Let $ \{ X_i \}_{i=1}^{T}$ be a path of the markov chain and let $P_{\theta}(X_1, ..., X_T)$ be the probability of observing the path when $\theta$ is the true parameter value (a.k.a. the likelihood function for $\theta$). Using the definition of conditional probability, we know
$$ P_{\theta}(X_1, ..., X_T) = P_{\theta}(X_T | X_{T-1}, ..., X_1) \cdot P_{\theta}(X_1, ..., X_{T-1})$$
Since this is a markov chain, we know that $P_{\theta}(X_T | X_{T-1}, ..., X_1) = P_{\theta}(X_T | X_{T-1} )$, so this simplifies this to
$$ P_{\theta}(X_1, ..., X_T) = P_{\theta}(X_T | X_{T-1}) \cdot P_{\theta}(X_1, ..., X_{T-1})$$
Now if you repeat this same logic $T$ times, you get
$$ P_{\theta}(X_1, ..., X_T) = \prod_{i=1}^{T} P_{\theta}(X_i | X_{i-1} ) $$
where $X_0$ is to be interpreted as the initial state of the process.
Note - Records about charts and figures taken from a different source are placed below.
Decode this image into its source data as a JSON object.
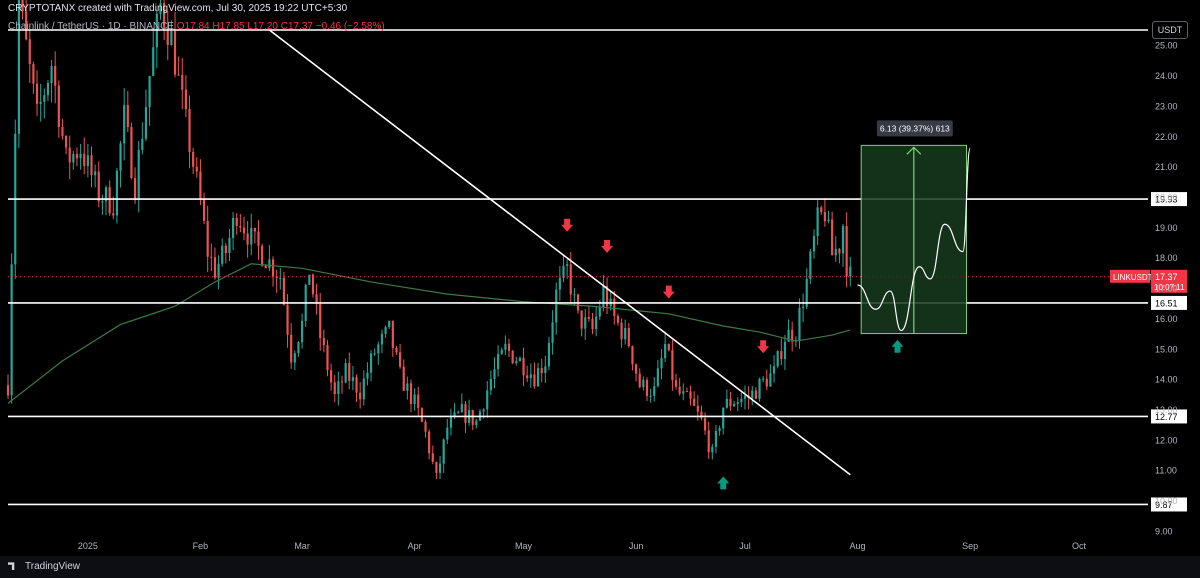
{
  "header": {
    "author_line": "CRYPTOTANX created with TradingView.com, Jul 30, 2025 19:22 UTC+5:30",
    "symbol_line": "Chainlink / TetherUS · 1D · BINANCE",
    "ohlc": "O17.84 H17.85 L17.20 C17.37 −0.46 (−2.58%)"
  },
  "currency": "USDT",
  "footer": {
    "brand": "TradingView"
  },
  "colors": {
    "up": "#26a69a",
    "down": "#ef5350",
    "ma": "#3d7a45",
    "level": "#ffffff",
    "projection_fill": "#173a1f",
    "projection_border": "#7fd37a",
    "arrow_down": "#f23645",
    "arrow_up": "#089981",
    "price_badge": "#f23645"
  },
  "chart_data": {
    "type": "candlestick",
    "x_axis": {
      "start": "2024-12-10",
      "end": "2025-10-20",
      "ticks": [
        {
          "date": "2025-01-01",
          "label": "2025"
        },
        {
          "date": "2025-02-01",
          "label": "Feb"
        },
        {
          "date": "2025-03-01",
          "label": "Mar"
        },
        {
          "date": "2025-04-01",
          "label": "Apr"
        },
        {
          "date": "2025-05-01",
          "label": "May"
        },
        {
          "date": "2025-06-01",
          "label": "Jun"
        },
        {
          "date": "2025-07-01",
          "label": "Jul"
        },
        {
          "date": "2025-08-01",
          "label": "Aug"
        },
        {
          "date": "2025-09-01",
          "label": "Sep"
        },
        {
          "date": "2025-10-01",
          "label": "Oct"
        }
      ]
    },
    "y_axis": {
      "range": [
        8.7,
        25.5
      ],
      "ticks": [
        9.0,
        10.0,
        11.0,
        12.0,
        13.0,
        14.0,
        15.0,
        16.0,
        17.0,
        18.0,
        19.0,
        20.0,
        21.0,
        22.0,
        23.0,
        24.0,
        25.0
      ]
    },
    "price_path": [
      [
        "2024-12-10",
        13.8
      ],
      [
        "2024-12-13",
        26.5
      ],
      [
        "2024-12-18",
        22.6
      ],
      [
        "2024-12-22",
        24.4
      ],
      [
        "2024-12-26",
        21.2
      ],
      [
        "2024-12-30",
        21.6
      ],
      [
        "2025-01-04",
        20.1
      ],
      [
        "2025-01-08",
        19.8
      ],
      [
        "2025-01-11",
        22.6
      ],
      [
        "2025-01-14",
        20.4
      ],
      [
        "2025-01-18",
        24.0
      ],
      [
        "2025-01-21",
        26.3
      ],
      [
        "2025-01-24",
        25.2
      ],
      [
        "2025-01-28",
        22.4
      ],
      [
        "2025-02-01",
        19.8
      ],
      [
        "2025-02-03",
        18.2
      ],
      [
        "2025-02-05",
        17.6
      ],
      [
        "2025-02-08",
        18.2
      ],
      [
        "2025-02-11",
        19.5
      ],
      [
        "2025-02-15",
        18.6
      ],
      [
        "2025-02-19",
        18.0
      ],
      [
        "2025-02-23",
        17.4
      ],
      [
        "2025-02-26",
        14.8
      ],
      [
        "2025-03-01",
        15.8
      ],
      [
        "2025-03-03",
        17.6
      ],
      [
        "2025-03-06",
        15.4
      ],
      [
        "2025-03-10",
        13.4
      ],
      [
        "2025-03-13",
        14.2
      ],
      [
        "2025-03-17",
        13.6
      ],
      [
        "2025-03-21",
        14.9
      ],
      [
        "2025-03-25",
        15.6
      ],
      [
        "2025-03-28",
        14.1
      ],
      [
        "2025-04-01",
        13.2
      ],
      [
        "2025-04-04",
        12.2
      ],
      [
        "2025-04-07",
        10.7
      ],
      [
        "2025-04-10",
        12.4
      ],
      [
        "2025-04-14",
        12.9
      ],
      [
        "2025-04-18",
        12.6
      ],
      [
        "2025-04-22",
        14.0
      ],
      [
        "2025-04-26",
        15.0
      ],
      [
        "2025-04-30",
        14.6
      ],
      [
        "2025-05-04",
        14.1
      ],
      [
        "2025-05-07",
        14.6
      ],
      [
        "2025-05-10",
        16.8
      ],
      [
        "2025-05-13",
        17.6
      ],
      [
        "2025-05-16",
        16.0
      ],
      [
        "2025-05-20",
        15.6
      ],
      [
        "2025-05-23",
        16.9
      ],
      [
        "2025-05-26",
        16.0
      ],
      [
        "2025-05-30",
        15.2
      ],
      [
        "2025-06-02",
        13.8
      ],
      [
        "2025-06-06",
        13.6
      ],
      [
        "2025-06-09",
        15.1
      ],
      [
        "2025-06-12",
        13.6
      ],
      [
        "2025-06-16",
        13.2
      ],
      [
        "2025-06-19",
        12.6
      ],
      [
        "2025-06-22",
        11.5
      ],
      [
        "2025-06-25",
        13.1
      ],
      [
        "2025-06-28",
        13.3
      ],
      [
        "2025-07-02",
        13.4
      ],
      [
        "2025-07-06",
        13.9
      ],
      [
        "2025-07-09",
        14.2
      ],
      [
        "2025-07-12",
        15.4
      ],
      [
        "2025-07-15",
        15.6
      ],
      [
        "2025-07-18",
        17.2
      ],
      [
        "2025-07-21",
        19.2
      ],
      [
        "2025-07-23",
        19.5
      ],
      [
        "2025-07-25",
        18.1
      ],
      [
        "2025-07-27",
        18.4
      ],
      [
        "2025-07-28",
        19.1
      ],
      [
        "2025-07-29",
        17.8
      ],
      [
        "2025-07-30",
        17.37
      ]
    ],
    "moving_average": [
      [
        "2024-12-10",
        13.2
      ],
      [
        "2024-12-25",
        14.6
      ],
      [
        "2025-01-10",
        15.8
      ],
      [
        "2025-01-25",
        16.4
      ],
      [
        "2025-02-05",
        17.2
      ],
      [
        "2025-02-15",
        17.8
      ],
      [
        "2025-03-01",
        17.65
      ],
      [
        "2025-03-20",
        17.2
      ],
      [
        "2025-04-10",
        16.8
      ],
      [
        "2025-05-01",
        16.55
      ],
      [
        "2025-05-20",
        16.4
      ],
      [
        "2025-06-10",
        16.15
      ],
      [
        "2025-06-25",
        15.75
      ],
      [
        "2025-07-05",
        15.55
      ],
      [
        "2025-07-15",
        15.25
      ],
      [
        "2025-07-25",
        15.45
      ],
      [
        "2025-07-30",
        15.62
      ]
    ],
    "horizontal_levels": [
      {
        "price": 25.5,
        "label": ""
      },
      {
        "price": 19.93,
        "label": "19.93"
      },
      {
        "price": 16.51,
        "label": "16.51"
      },
      {
        "price": 12.77,
        "label": "12.77"
      },
      {
        "price": 9.87,
        "label": "9.87"
      }
    ],
    "current_price": {
      "price": 17.37,
      "symbol": "LINKUSDT",
      "label": "17.37",
      "countdown": "10:07:11"
    },
    "trendline": {
      "from": [
        "2025-02-20",
        25.5
      ],
      "to": [
        "2025-07-30",
        10.85
      ]
    },
    "projection_box": {
      "from_date": "2025-08-02",
      "to_date": "2025-08-31",
      "low": 15.5,
      "high": 21.7,
      "label": "6.13 (39.37%) 613"
    },
    "projection_path": [
      [
        "2025-08-01",
        17.1
      ],
      [
        "2025-08-06",
        16.3
      ],
      [
        "2025-08-10",
        16.9
      ],
      [
        "2025-08-13",
        15.6
      ],
      [
        "2025-08-18",
        17.7
      ],
      [
        "2025-08-21",
        17.3
      ],
      [
        "2025-08-25",
        19.1
      ],
      [
        "2025-08-30",
        18.2
      ],
      [
        "2025-09-01",
        21.6
      ]
    ],
    "signals": [
      {
        "type": "sell",
        "date": "2025-05-13",
        "price": 19.05
      },
      {
        "type": "sell",
        "date": "2025-05-24",
        "price": 18.35
      },
      {
        "type": "sell",
        "date": "2025-06-10",
        "price": 16.85
      },
      {
        "type": "sell",
        "date": "2025-07-06",
        "price": 15.05
      },
      {
        "type": "buy",
        "date": "2025-06-25",
        "price": 10.6
      },
      {
        "type": "buy",
        "date": "2025-08-12",
        "price": 15.1
      }
    ]
  }
}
The terms on the right hand side are just elements of the transition matrix. Since it was the log-likelihood you requested, the final answer is:
$$ {\bf L}(\theta) = \sum_{i=1}^{T} \log \Big( P_{\theta}(X_i | X_{i-1} ) \Big) $$
This is the likelihood of a single markov chain - if your data set includes several (independent) markov chains then the full likelihood will be a sum of terms of this form.